Poor mortals, they do not realize that, at the last, there
can be nothing more unreal, more dreamlike, more transitory,
more phantasmal, than this very world of material substance.
They are not aware that in it there is absolutely no
permanence - that the mind itself is not quick enough to
catch a glimpse of material reality, for, before the mind
can grasp a material fact, the fact has merged into
something else.
The world of mind, and still more true, the world of
spirit, is far more real than is the world of materiality.
From the spiritual viewpoint there is nothing at all real
but Spirit; and matter is regarded as the most fleeting and
unreal of all illusory appearances. From the same viewpoint,
the higher in the scale one rises above the material plane,
the more real becomes the phenomena experienced. Therefore,
it follows, that the experiences of the soul on the higher
Astral Plane are not only not unreal in nature, but, by
comparison, are far more real than the experiences of life
on the material plans. As the writers just quoted have well
said, Nature is not cheated on the Astral Plane - but Nature
herself manifests with more real effect on that plane than
on the material plane. This is a hard saying for the
uninitiated - but the advanced soul becomes more and more
convinced of its truth every succeeding hour of its
experience.
It is a grievous error to regard the experiences of
the soul in the heaven-world as little more than a playing
at reality, as some materialistic critics has termed it. One
has but to turn to the experiences even of the earth-life to
see that some of the world's best work is performed in the
hours other than those employed in the actual fashioning of
the things. There are times in the everyday life of
the most active workers of the world which may be called the
ideal period - that is, the time in which the mind creates
and forms that which is afterward manifested in material
form. There has never been a building, nor a bridge, nor any
other great work of human hands, erected, unless first it
has been created in the mind of some man or men. It has had
its first existence in the creative faculties of the mind-
the material building is merely the reproduction of the
mental creation. This, being remembered, which shall we
consider the real creation, the mental or the material?
The soul, in its activities on the higher Astral
Plane, performs a work similar to that of the mind of the
inventor, designer, builder, when it fashions and designs
that which will afterward be objectified in material form.

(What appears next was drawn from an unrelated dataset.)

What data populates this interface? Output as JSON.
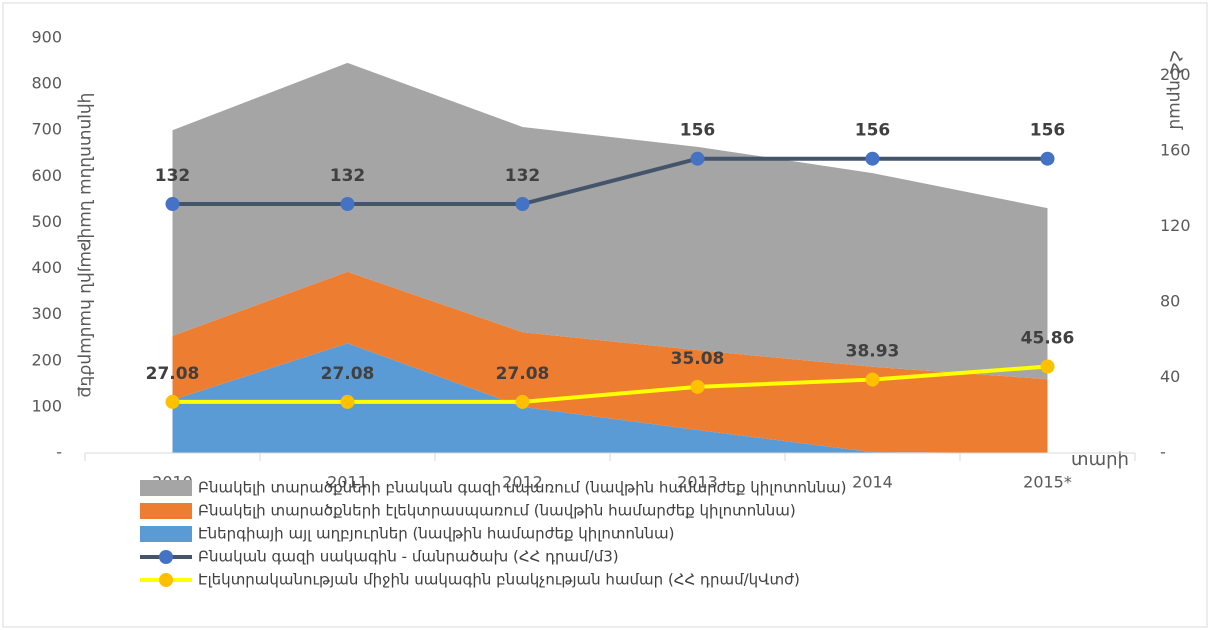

It may be called the period or stage of forming the model,
or pattern, or mould, which shall afterward serve for the
material manifestation. Ignorance, alone, can conceive of
such a stage of existence as being a mere dream.
Verily, the scales of matter serve to blind the eyes
of man, so that he sees the real as the unreal- the unreal
as the real. The higher in the scale of existence the soul
rises, the more real are its experiences- the nearer it
approaches matter, in its descent of the scale, the more
unreal are its experiences. Ah, Maya! Maya! thou mother of
illusion, when shall we learn to rise above thy spell! Those
who play in the clay, are besmeared by it, and can see
nothing finer and higher than its sticky substance.